MD+DI: What medical technologies do you think would be ideal for a subscription-based business model in today’s market? What factors do you think make for a good match with this kind of business strategy?

Malice: Risk sharing is the buzzword of the day in many hospitals. Arms-length sales transactions between the supplier and the caregiver generally leave the risk of efficacy with the caregiver. Subscription models create a stronger bond and need for positive outcomes, not just another sale and another product on the shelf. The factors that make a relationship like this work are open communication of utilization and outcomes, willingness to share responsibility for quality improvements in products and hospital procedures, and an approach to product and service efficacy—not just a price-based mentality.

MD+DI: Finally, in a broad sense, what’s your experience been like trying to adopt a subscription-based business model so far? What have you learned, and how do you hope to evolve and succeed with this model as you move forward?

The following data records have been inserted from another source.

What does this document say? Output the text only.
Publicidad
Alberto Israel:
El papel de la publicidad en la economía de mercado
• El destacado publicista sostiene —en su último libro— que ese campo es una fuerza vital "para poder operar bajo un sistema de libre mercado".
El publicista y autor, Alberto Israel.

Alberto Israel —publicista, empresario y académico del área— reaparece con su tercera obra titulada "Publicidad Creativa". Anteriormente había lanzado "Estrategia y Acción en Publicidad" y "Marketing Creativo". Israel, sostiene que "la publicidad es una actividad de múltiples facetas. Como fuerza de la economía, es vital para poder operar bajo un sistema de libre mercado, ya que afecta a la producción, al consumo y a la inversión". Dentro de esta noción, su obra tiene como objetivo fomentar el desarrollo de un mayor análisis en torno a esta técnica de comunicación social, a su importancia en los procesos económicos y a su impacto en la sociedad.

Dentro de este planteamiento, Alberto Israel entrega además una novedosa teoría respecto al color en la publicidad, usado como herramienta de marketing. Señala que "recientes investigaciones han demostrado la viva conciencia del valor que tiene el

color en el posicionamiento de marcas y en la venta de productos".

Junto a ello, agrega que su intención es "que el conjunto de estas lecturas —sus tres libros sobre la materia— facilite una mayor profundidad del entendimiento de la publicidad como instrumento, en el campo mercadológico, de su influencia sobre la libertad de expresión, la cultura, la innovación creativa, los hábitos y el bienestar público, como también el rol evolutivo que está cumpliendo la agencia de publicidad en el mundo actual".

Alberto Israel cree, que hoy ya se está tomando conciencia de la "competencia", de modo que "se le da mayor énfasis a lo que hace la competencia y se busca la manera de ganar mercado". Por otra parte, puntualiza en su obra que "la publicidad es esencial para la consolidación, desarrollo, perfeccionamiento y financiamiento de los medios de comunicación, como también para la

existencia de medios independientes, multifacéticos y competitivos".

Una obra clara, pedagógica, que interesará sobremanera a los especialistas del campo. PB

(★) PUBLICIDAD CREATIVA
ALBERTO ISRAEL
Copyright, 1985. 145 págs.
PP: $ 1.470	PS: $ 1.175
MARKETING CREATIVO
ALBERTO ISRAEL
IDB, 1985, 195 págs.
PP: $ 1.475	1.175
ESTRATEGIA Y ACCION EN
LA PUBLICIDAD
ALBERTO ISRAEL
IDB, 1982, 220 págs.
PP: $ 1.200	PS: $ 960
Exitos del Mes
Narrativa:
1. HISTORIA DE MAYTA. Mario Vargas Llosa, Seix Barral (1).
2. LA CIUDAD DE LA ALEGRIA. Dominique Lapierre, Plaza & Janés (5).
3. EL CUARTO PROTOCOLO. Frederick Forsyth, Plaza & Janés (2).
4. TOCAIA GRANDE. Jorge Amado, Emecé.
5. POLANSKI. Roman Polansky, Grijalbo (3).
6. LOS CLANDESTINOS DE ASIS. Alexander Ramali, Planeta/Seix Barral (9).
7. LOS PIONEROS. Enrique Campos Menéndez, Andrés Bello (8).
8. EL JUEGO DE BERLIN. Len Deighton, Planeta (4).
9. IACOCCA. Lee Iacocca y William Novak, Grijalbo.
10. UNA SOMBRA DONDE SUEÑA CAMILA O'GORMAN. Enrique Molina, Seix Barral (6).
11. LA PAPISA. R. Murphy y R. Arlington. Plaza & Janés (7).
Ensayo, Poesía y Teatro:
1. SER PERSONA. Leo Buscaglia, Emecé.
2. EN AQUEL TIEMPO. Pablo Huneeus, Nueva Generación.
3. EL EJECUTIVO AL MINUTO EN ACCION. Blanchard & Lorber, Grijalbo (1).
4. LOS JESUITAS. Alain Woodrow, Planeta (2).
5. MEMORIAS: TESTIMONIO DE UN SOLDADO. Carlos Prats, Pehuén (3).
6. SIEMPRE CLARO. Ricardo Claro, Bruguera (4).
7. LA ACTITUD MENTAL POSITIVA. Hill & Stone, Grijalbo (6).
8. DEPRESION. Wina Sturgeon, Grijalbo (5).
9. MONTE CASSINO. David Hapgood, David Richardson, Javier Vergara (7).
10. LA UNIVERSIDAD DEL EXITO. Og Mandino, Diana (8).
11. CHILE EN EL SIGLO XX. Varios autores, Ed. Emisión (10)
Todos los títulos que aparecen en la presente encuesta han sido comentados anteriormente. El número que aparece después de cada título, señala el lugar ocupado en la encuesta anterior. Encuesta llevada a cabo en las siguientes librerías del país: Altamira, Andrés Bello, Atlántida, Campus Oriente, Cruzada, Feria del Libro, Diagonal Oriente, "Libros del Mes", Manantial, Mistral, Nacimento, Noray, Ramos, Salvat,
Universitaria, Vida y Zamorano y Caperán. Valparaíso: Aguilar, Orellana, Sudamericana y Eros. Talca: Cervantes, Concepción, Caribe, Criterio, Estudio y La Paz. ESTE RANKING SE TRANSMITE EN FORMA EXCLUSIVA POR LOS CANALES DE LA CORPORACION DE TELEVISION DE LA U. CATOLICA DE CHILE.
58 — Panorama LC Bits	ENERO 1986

Malice: The data/content subscription aspect is relatively easy to understand and explain. Most people use this model now for their personal consumption. To implement hard product subscriptions will be more difficult and will require a cultural change at both the product and clinical service provider level.

The nFant Feeding Solution NFANT Labs is a finalist in the 2018 Medical Design Excellence Awards. The nfant Feeding Solution transforms any baby bottle into a smart bottle, measuring tongue movement during feeding.